When I think about the difference between a child’s love and an adult’s love, it is not that one is good and the other bad. It is good when a child loves without reserve, without caution, this is something we need to remember and to experience. I think of my little dog, who easily forgets that I left him alone to go to work. He lives in the moment, and when I come home he is totally joyous loving me for all he is worth. And he is also jealous, he does not want to share my attention with the other animals. This is the other side of that child’s type of love. An adult’s love is more measured, able to hold up longer, able to share with others, and – adults have to work much harder to let go of jealousy and anger that get in the way of love.

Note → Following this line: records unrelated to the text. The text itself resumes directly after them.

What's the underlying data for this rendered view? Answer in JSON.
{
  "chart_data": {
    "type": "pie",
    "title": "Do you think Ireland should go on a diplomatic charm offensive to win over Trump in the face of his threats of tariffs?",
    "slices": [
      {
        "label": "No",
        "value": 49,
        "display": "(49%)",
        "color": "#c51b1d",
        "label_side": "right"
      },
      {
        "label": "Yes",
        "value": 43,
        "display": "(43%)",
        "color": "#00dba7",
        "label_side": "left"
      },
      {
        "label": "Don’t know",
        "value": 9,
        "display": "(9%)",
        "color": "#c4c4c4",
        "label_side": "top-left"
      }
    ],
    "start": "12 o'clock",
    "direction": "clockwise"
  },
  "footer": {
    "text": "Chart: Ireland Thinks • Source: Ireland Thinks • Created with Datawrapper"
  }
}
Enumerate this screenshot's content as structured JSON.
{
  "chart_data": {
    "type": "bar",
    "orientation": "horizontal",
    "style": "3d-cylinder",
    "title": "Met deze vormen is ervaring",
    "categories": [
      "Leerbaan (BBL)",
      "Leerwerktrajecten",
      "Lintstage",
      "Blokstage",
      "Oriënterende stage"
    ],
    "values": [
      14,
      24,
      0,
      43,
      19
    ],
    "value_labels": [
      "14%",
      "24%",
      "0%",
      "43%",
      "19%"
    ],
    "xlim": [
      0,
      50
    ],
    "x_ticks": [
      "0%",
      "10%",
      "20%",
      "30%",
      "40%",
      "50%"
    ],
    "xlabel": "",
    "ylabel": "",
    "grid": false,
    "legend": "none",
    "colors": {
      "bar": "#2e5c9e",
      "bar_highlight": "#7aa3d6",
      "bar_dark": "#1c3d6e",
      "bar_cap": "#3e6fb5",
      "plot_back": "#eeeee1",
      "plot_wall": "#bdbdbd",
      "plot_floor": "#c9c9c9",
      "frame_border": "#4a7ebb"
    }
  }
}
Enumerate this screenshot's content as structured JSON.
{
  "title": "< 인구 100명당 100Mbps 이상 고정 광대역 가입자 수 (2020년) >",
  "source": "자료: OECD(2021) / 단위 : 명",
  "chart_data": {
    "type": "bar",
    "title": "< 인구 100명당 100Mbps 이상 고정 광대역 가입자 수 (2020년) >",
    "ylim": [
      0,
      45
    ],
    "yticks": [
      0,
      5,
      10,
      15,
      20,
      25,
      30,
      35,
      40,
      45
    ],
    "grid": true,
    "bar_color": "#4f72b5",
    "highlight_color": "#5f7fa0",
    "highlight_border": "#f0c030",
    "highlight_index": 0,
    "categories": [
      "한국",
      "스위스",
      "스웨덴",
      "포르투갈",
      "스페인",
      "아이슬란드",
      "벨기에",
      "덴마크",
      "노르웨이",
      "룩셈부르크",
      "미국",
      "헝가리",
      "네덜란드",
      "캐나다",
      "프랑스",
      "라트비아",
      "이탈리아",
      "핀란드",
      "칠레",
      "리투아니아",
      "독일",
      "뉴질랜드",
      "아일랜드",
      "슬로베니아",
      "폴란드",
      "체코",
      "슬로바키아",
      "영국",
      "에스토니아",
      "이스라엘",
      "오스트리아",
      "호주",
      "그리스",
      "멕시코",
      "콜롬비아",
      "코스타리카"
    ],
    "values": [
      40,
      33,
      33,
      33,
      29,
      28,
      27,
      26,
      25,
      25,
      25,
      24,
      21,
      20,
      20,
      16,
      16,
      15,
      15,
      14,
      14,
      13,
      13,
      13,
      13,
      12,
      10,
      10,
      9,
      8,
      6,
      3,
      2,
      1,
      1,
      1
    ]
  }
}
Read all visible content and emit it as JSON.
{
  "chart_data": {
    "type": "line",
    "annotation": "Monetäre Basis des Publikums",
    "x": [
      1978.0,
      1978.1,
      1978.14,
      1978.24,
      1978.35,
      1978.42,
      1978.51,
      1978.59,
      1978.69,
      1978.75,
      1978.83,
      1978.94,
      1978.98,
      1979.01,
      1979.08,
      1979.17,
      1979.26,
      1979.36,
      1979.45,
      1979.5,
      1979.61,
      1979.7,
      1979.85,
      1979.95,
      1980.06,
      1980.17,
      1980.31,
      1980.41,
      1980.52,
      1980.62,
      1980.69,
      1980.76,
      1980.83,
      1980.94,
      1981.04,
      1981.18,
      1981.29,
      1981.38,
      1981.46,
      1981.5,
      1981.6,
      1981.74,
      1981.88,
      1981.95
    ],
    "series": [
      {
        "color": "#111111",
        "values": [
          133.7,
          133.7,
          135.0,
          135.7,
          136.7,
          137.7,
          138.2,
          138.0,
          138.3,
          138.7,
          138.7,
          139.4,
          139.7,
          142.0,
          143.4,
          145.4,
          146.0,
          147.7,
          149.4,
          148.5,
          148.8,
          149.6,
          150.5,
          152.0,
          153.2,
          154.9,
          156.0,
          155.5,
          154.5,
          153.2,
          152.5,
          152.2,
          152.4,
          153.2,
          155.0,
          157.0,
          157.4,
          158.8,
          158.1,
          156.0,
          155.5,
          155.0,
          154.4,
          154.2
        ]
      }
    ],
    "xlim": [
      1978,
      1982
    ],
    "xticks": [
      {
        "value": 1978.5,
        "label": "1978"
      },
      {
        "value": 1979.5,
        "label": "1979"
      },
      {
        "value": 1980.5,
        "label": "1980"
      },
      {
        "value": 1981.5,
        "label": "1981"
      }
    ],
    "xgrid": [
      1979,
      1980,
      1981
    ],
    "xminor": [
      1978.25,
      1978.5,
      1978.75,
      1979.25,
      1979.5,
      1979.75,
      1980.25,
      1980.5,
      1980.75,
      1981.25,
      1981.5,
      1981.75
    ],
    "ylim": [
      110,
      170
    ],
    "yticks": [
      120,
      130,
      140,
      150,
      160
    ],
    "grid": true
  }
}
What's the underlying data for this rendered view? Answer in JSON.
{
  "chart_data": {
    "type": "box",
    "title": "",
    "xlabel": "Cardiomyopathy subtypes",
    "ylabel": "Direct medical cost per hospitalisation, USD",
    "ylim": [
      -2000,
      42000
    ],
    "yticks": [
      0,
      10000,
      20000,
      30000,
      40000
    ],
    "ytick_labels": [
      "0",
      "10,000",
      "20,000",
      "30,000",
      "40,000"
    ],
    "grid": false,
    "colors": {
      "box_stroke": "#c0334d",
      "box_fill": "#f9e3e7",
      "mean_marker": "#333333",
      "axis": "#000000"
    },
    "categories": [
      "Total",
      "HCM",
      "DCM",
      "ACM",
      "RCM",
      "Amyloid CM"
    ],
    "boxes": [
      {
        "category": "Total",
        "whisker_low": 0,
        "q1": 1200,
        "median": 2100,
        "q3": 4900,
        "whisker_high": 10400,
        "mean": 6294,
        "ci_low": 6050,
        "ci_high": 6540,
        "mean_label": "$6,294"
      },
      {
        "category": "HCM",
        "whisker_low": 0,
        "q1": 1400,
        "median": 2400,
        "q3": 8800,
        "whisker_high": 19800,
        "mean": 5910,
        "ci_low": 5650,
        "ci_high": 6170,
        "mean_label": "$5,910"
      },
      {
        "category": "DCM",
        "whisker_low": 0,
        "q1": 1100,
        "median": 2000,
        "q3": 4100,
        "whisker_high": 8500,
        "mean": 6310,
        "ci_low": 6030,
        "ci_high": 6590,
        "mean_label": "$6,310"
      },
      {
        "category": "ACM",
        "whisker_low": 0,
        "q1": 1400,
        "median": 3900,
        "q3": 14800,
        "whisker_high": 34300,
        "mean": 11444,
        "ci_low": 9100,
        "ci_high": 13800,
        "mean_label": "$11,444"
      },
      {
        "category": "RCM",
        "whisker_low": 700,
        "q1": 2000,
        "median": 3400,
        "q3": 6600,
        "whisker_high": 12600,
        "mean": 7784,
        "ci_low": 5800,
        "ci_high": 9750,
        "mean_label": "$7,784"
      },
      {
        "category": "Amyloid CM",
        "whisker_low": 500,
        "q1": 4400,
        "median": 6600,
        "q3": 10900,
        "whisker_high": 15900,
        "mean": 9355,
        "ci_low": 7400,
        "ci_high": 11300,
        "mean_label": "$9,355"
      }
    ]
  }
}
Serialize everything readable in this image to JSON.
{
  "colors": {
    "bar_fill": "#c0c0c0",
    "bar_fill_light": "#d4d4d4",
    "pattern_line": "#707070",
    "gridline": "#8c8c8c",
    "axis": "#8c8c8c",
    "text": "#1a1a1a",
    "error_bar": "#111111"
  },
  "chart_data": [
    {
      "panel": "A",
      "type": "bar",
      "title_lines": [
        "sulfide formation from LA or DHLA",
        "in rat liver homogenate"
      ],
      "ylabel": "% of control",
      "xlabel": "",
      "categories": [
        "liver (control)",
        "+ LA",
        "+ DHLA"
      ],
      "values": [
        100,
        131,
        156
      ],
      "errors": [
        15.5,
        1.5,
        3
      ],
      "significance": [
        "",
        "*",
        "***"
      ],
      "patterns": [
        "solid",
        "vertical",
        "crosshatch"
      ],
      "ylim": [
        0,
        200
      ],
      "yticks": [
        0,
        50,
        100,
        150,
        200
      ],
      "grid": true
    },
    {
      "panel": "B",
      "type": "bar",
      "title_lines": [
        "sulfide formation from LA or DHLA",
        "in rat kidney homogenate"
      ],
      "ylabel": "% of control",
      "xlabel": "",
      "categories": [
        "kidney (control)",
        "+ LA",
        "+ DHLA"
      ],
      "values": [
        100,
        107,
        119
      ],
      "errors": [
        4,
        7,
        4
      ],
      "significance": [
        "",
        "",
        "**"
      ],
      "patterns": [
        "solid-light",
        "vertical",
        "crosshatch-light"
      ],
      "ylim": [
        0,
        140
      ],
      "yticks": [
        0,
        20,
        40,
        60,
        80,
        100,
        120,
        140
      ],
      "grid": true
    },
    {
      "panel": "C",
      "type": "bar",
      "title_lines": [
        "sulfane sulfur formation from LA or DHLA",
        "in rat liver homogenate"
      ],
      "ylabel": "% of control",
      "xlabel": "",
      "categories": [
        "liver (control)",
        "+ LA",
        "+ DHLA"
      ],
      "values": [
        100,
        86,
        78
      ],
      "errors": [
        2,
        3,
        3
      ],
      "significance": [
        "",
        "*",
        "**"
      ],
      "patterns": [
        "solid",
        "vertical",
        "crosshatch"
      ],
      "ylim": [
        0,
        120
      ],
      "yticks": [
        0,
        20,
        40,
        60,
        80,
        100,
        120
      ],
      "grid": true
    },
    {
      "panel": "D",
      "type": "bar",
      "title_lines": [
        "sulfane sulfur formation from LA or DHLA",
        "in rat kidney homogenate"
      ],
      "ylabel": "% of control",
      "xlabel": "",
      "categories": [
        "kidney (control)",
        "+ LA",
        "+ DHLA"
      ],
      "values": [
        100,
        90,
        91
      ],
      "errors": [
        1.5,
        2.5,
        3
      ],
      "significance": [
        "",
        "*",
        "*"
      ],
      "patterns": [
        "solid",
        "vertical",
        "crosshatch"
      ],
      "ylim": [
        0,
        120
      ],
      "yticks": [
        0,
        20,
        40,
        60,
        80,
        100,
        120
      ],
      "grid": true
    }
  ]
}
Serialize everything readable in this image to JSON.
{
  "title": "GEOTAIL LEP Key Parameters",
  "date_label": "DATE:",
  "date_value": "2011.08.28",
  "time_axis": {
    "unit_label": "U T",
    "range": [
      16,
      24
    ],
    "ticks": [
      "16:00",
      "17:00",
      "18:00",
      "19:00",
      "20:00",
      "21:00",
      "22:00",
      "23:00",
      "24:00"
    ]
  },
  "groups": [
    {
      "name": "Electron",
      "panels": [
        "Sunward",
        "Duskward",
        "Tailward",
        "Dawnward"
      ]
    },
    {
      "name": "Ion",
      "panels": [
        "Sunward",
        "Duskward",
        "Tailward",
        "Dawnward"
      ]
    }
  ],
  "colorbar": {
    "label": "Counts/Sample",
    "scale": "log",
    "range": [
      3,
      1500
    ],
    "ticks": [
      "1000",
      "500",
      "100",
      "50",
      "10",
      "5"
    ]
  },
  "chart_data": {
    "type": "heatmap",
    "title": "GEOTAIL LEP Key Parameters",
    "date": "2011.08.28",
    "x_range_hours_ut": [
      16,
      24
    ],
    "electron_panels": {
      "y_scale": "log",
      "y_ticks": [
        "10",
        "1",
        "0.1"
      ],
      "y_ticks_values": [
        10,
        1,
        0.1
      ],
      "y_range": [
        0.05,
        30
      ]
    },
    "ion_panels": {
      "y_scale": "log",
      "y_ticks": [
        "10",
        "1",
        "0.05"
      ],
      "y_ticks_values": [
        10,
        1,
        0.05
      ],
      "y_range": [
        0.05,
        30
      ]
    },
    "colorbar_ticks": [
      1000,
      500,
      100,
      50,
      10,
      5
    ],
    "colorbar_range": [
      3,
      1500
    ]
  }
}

So Paul calls us to live a life of humility and gentleness, bearing with one another in love, living harmoniously. He reminds us that we have been given gifts to equip us for the work of helping each other, for building up the body of Christ, until all of us come to maturity. We must no longer be children. It is not that we leave the family. Rather, we are adults in the family.

I am also reminded of the old model of the priest in the parish – Father knows best. While this fits with the traditional understanding of amae, I don’t think it is a healthy model, at least not any more, if it ever was. In moving to a mutual understanding of ministry, where the priest does some things and the laity do some things, and each is important in its own right, we do not have to let go of the unconditional love and acceptance which is a critical part of amae. We are all parts of the body of Christ, and we all need each of us to use the gifts we have been given. And we need to love each other. This often is not easy, and we are called to do it anyway.

I hope this week you will think about what it means to be an adult child in your family, and what it means to be an adult child of God. How is that different from being a child in your family, or a child of God? And, I hope you will think about what gifts you have been given. This is always interesting to ponder. Sometimes we think we don’t have any, and I will tell you that’s not true. We all have been given gifts. We may not identify them as gifts, but that is another question entirely.